Goal: final review of the optimization schemes. We now move on implementation (toward ISMIR paper) and will come back to optimization later.

### Achieved

- Review of the proposed optimization scheme by Xavier which uses primal-dual (Chambolle-Pock) [5] for the three convex minimizations.
- Complete
*batch training* optimization scheme:
- \(\min_D\) : FISTA [3].
- \(\min_Z\) : FISTA with adaptive restart [4].
- \(\min_E\) : A forward-backward based primal-dual formulation which exploits the gradient (unlike Chambolle-Pock). It is a generalization of Chambolle-Pock and ISTA [2]. Unlike these two, the method is however not accelerated. There exists variants for this purpose.

- Characteristics:
- No trick, the formulation fits each solver.
- Optimal convergence in \(O(1/k^2)\) for \(Z\) and \(D\).
- Linear convergence for \(Z\) after some iterations thanks to adaptive restart.
- All available gradients are exploited.
- Each minimization is distributable, i.e. the sub-problems are independent. The matrices only need to be reunified in the outer loop.
- Easy to add the \(tr(ZLZ^T)\) regularization. We would however loose the parallelization ability by definition of the problem (smooth gradient for each dimension of the sparse code).
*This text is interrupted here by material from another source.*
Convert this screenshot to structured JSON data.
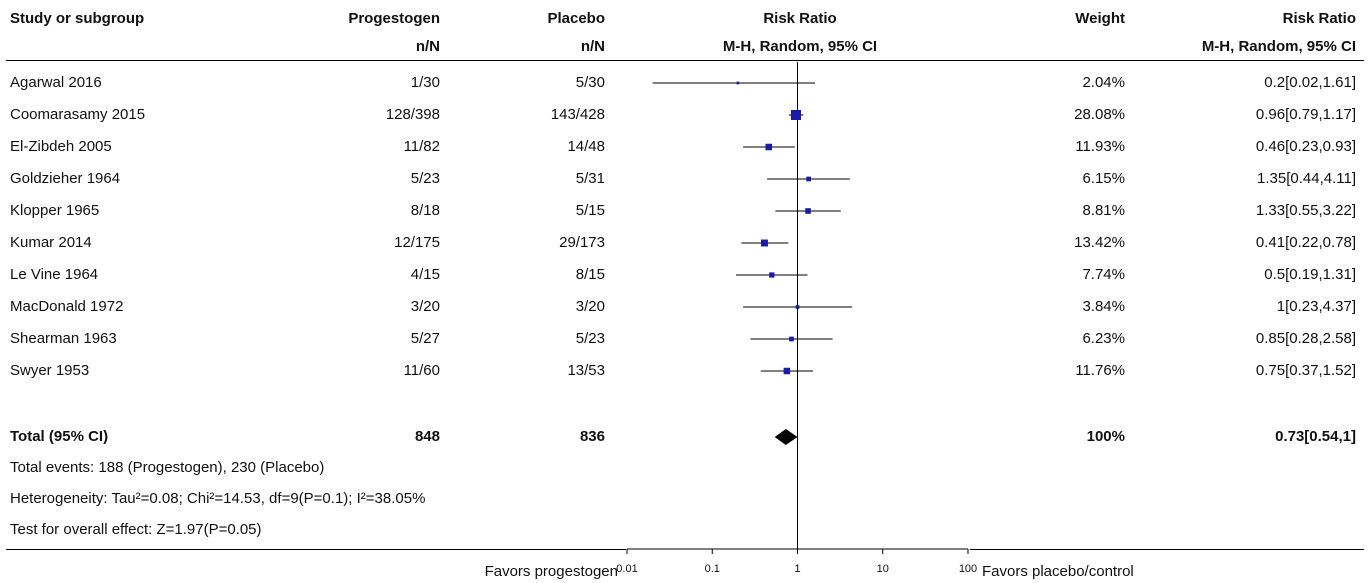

- The paper git repository is now on GitLab (was previously local).

### Discussion

- Why not set \(E = D^T\) ? See mathematically or with experiments if it is equivalent.
- Why constraints on rows of \(E\) ? It was a mistake by Xavier, they should be on columns.
- Discussion of my optimization scheme.
- How to clearly states rows and columns of matrices ?
- pyGSP status: can create KNN graphs and compute the graph Laplacian. There is some unit tests but it is preferable to compare with matlab.
- Literature reviews:
- Are other people working on clean optimization schemes for deep learning ?
- Optimization schemes for sparse coding. Does everybody use FISTA for Z ? What are they using for D ?

- Agenda:
- Auto-encoder prototype for images (easier to have some feelings).
- Setup: pre-processing and post-processing.
- Merge 1 and 2: results with genre recognition.
- Interpret results (classification accuracy, learned basis).
- Write paper (6+1 pages): abstract April 27th, deadline May 4th.

### Next week

- Start the implementation of a prototype in Python for images.
- Write down the graph definition.
- Prepare a new revision of the paper for review.
- Continue to read the amassed papers.

### Notes

- Another convex optimization algorithm by Nesterov [1].
- Nice discussion of duality with algorithms in [2].
- Other methods to investigate for \(\min_E\): SDMM (a parallel generalization of ADMM) [6], ppxa [7], generalized forward-backward [8]. Ils sont lents, mais pas de convergence optimale possible de toute manière. Autre solution: enlever \(||EX||_1\) (et résoudre avec FISTA), la contrainte (et résoudre avec Chambolle-Pock accéléré) ou les deux (et résoudre par inversion de matrice ou gradient descent). Convergence rapide dans tous les cas.
- Xavier: the Lipschitz constant is less important for Chambolle-Pock than it is for FISTA.

### References

[1] Nesterov, Y. (2007). Gradient methods for minimizing composite objective function.

[2] Komodakis, N., & Pesquet, J. C. (2014). Playing with duality: An overview of recent primal-dual approaches for solving large-scale optimization problems. *arXiv preprint arXiv:1406.5429*.

[3] Beck, A., & Teboulle, M. (2009). A fast iterative shrinkage-thresholding algorithm for linear inverse problems. *SIAM Journal on Imaging Sciences*, *2*(1), 183-202.

[4] O’Donoghue, B., & Candes, E. (2013). Adaptive restart for accelerated gradient schemes. *Foundations of computational mathematics*, 1-18.

[5] Chambolle, A., & Pock, T. (2011). A first-order primal-dual algorithm for convex problems with applications to imaging. *Journal of Mathematical Imaging and Vision*, *40*(1), 120-145.

[6] Pesquet, J. C., & Pustelnik, N. (2012). A parallel inertial proximal optimization method. *Pacific Journal of Optimization*, *8*(2), 273-305.

[7] Combettes, P. L., & Pesquet, J. C. (2008). A proximal decomposition method for solving convex variational inverse problems. *Inverse problems*, *24*(6), 065014.

[8] Raguet, H., Fadili, J., & Peyré, G. (2013). A generalized forward-backward splitting. *SIAM Journal on Imaging Sciences*, *6*(3), 1199-1226.